I’ve also been looking through what materials I can find online about linear mixed models, but still feel quite confused. Are there resources you could recommend for a beginner? I’ve read through most of “Doing Bayesian Analysis”.

Yes, recall that if you have individual slope for each group, it is the same as having a common intercept (or fixed effect, but dont mind too much of the terminology as the literature could be confusing, instead focus on the input matrix X) and the group “deviation” from the common average. It is all about parameterization.

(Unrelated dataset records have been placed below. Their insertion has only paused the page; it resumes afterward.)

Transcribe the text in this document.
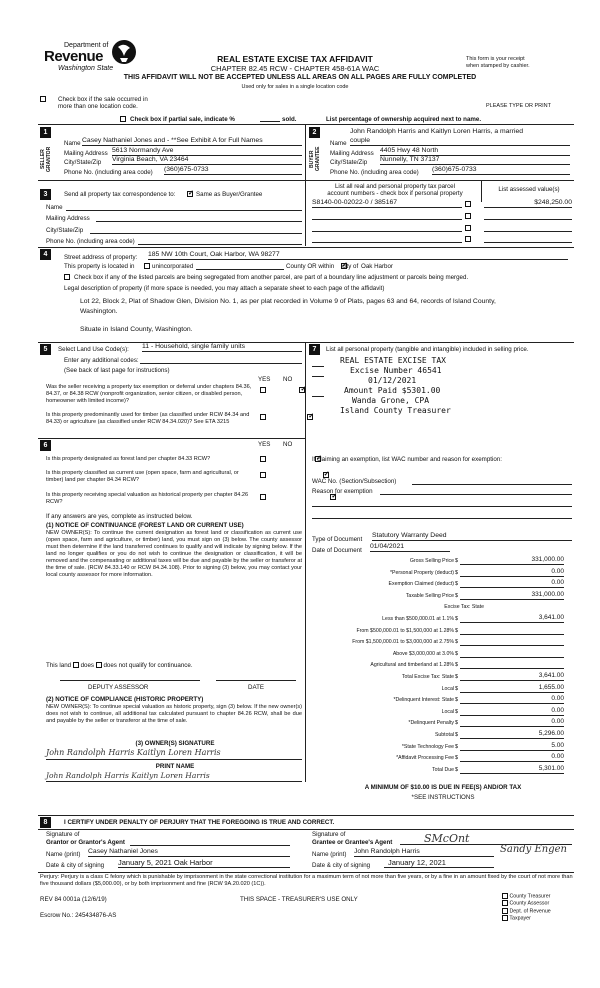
Department of
Revenue
Washington State
REAL ESTATE EXCISE TAX AFFIDAVIT
CHAPTER 82.45 RCW - CHAPTER 458-61A WAC
THIS AFFIDAVIT WILL NOT BE ACCEPTED UNLESS ALL AREAS ON ALL PAGES ARE FULLY COMPLETED
Used only for sales in a single location code
This form is your receipt
when stamped by cashier.
Check box if the sale occurred in
more than one location code.	PLEASE TYPE OR PRINT
Check box if partial sale, indicate %	sold.	List percentage of ownership acquired next to name.
1
SELLER GRANTOR
Name Casey Nathaniel Jones and - **See Exhibit A for Full Names
Mailing Address 5613 Normandy Ave
City/State/Zip Virginia Beach, VA 23464
Phone No. (including area code) (360)675-0733
2
BUYER GRANTEE
John Randolph Harris and Kaitlyn Loren Harris, a married
Name couple
Mailing Address 4405 Hwy 48 North
City/State/Zip Nunnelly, TN 37137
Phone No. (including area code) (360)675-0733
3	Send all property tax correspondence to: ✓	Same as Buyer/Grantee
Name
Mailing Address
City/State/Zip
Phone No. (including area code)
List all real and personal property tax parcel
account numbers - check box if personal property
List assessed value(s)
S8140-00-02022-0 / 385167	$248,250.00
4	Street address of property: 185 NW 10th Court, Oak Harbor, WA 98277
This property is located in	unincorporated	County OR within ✓ city of Oak Harbor
Check box if any of the listed parcels are being segregated from another parcel, are part of a boundary line adjustment or parcels being merged.
Legal description of property (if more space is needed, you may attach a separate sheet to each page of the affidavit)
Lot 22, Block 2, Plat of Shadow Glen, Division No. 1, as per plat recorded in Volume 9 of Plats, pages 63 and 64, records of Island County,
Washington.
Situate in Island County, Washington.
5	Select Land Use Code(s): 11 - Household, single family units
Enter any additional codes:
(See back of last page for instructions)
YES NO
Was the seller receiving a property tax exemption or deferral under chapters 84.36, 84.37, or 84.38 RCW (nonprofit organization, senior citizen, or disabled person, homeowner with limited income)?
✓
Is this property predominantly used for timber (as classified under RCW 84.34 and 84.33) or agriculture (as classified under RCW 84.34.020)? See ETA 3215
✓
7	List all personal property (tangible and intangible) included in selling price.
REAL ESTATE EXCISE TAX
Excise Number 46541
01/12/2021
Amount Paid $5301.00
Wanda Grone, CPA
Island County Treasurer
6	YES NO
Is this property designated as forest land per chapter 84.33 RCW?
✓
Is this property classified as current use (open space, farm and agricultural, or timber) land per chapter 84.34 RCW?
✓
Is this property receiving special valuation as historical property per chapter 84.26 RCW?
✓
If any answers are yes, complete as instructed below.
(1) NOTICE OF CONTINUANCE (FOREST LAND OR CURRENT USE)
NEW OWNER(S): To continue the current designation as forest land or classification as current use (open space, farm and agriculture, or timber) land, you must sign on (3) below. The county assessor must then determine if the land transferred continues to qualify and will indicate by signing below. If the land no longer qualifies or you do not wish to continue the designation or classification, it will be removed and the compensating or additional taxes will be due and payable by the seller or transferor at the time of sale. (RCW 84.33.140 or RCW 84.34.108). Prior to signing (3) below, you may contact your local county assessor for more information.
This land does does not qualify for continuance.
DEPUTY ASSESSOR	DATE
(2) NOTICE OF COMPLIANCE (HISTORIC PROPERTY)
NEW OWNER(S): To continue special valuation as historic property, sign (3) below. If the new owner(s) does not wish to continue, all additional tax calculated pursuant to chapter 84.26 RCW, shall be due and payable by the seller or transferor at the time of sale.
(3) OWNER(S) SIGNATURE
John Randolph Harris Kaitlyn Loren Harris
PRINT NAME
John Randolph Harris Kaitlyn Loren Harris
If claiming an exemption, list WAC number and reason for exemption:
WAC No. (Section/Subsection)
Reason for exemption
Type of Document
Statutory Warranty Deed
Date of Document
01/04/2021
Gross Selling Price $	331,000.00
*Personal Property (deduct) $	0.00
Exemption Claimed (deduct) $	0.00
Taxable Selling Price $	331,000.00
Excise Tax: State
Less than $500,000.01 at 1.1% $	3,641.00
From $500,000.01 to $1,500,000 at 1.28% $
From $1,500,000.01 to $3,000,000 at 2.75% $
Above $3,000,000 at 3.0% $
Agricultural and timberland at 1.28% $
Total Excise Tax: State $	3,641.00
Local $	1,655.00
*Delinquent Interest: State $	0.00
Local $	0.00
*Delinquent Penalty $	0.00
Subtotal $	5,296.00
*State Technology Fee $	5.00
*Affidavit Processing Fee $	0.00
Total Due $	5,301.00
A MINIMUM OF $10.00 IS DUE IN FEE(S) AND/OR TAX
*SEE INSTRUCTIONS
8	I CERTIFY UNDER PENALTY OF PERJURY THAT THE FOREGOING IS TRUE AND CORRECT.
Signature of
Grantor or Grantor's Agent
Name (print) Casey Nathaniel Jones
Date & city of signing January 5, 2021 Oak Harbor
Signature of
Grantee or Grantee's Agent	SMcOnt
Name (print) John Randolph Harris	Sandy Engen
Date & city of signing	January 12, 2021
Perjury: Perjury is a class C felony which is punishable by imprisonment in the state correctional institution for a maximum term of not more than five years, or by a fine in an amount fixed by the court of not more than five thousand dollars ($5,000.00), or by both imprisonment and fine (RCW 9A.20.020 (1C)).
REV 84 0001a (12/6/19)	THIS SPACE - TREASURER'S USE ONLY
Escrow No.: 245434876-AS
County Treasurer
County Assessor
Dept. of Revenue
Taxpayer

Your code should work as is, but you dont need a nested for loop to construct your random slope, you can do:
`random_slope = pm.Normal('m_slope_', mu=mu_m_slope, sd=sigma_m_slope, shape = (num_features, num_hierarchy))`

Okay, it’s making more sense. Thanks for the help!

I get the following error when trying to switch to random slope without the nested for loop:

``````ValueError: operands could not be broadcast together with shapes (2,4) (2,)
``````

Which I assume is due to the difference in shape between random_slope (2,4) and mu_m_slope (2,).

If you don’t use the nested for loop, how does random_slope determine which element of mu_m_slope (shape=num_features), to associate with which random_slope element?

You can use a matrix multiplication, and then index to the output.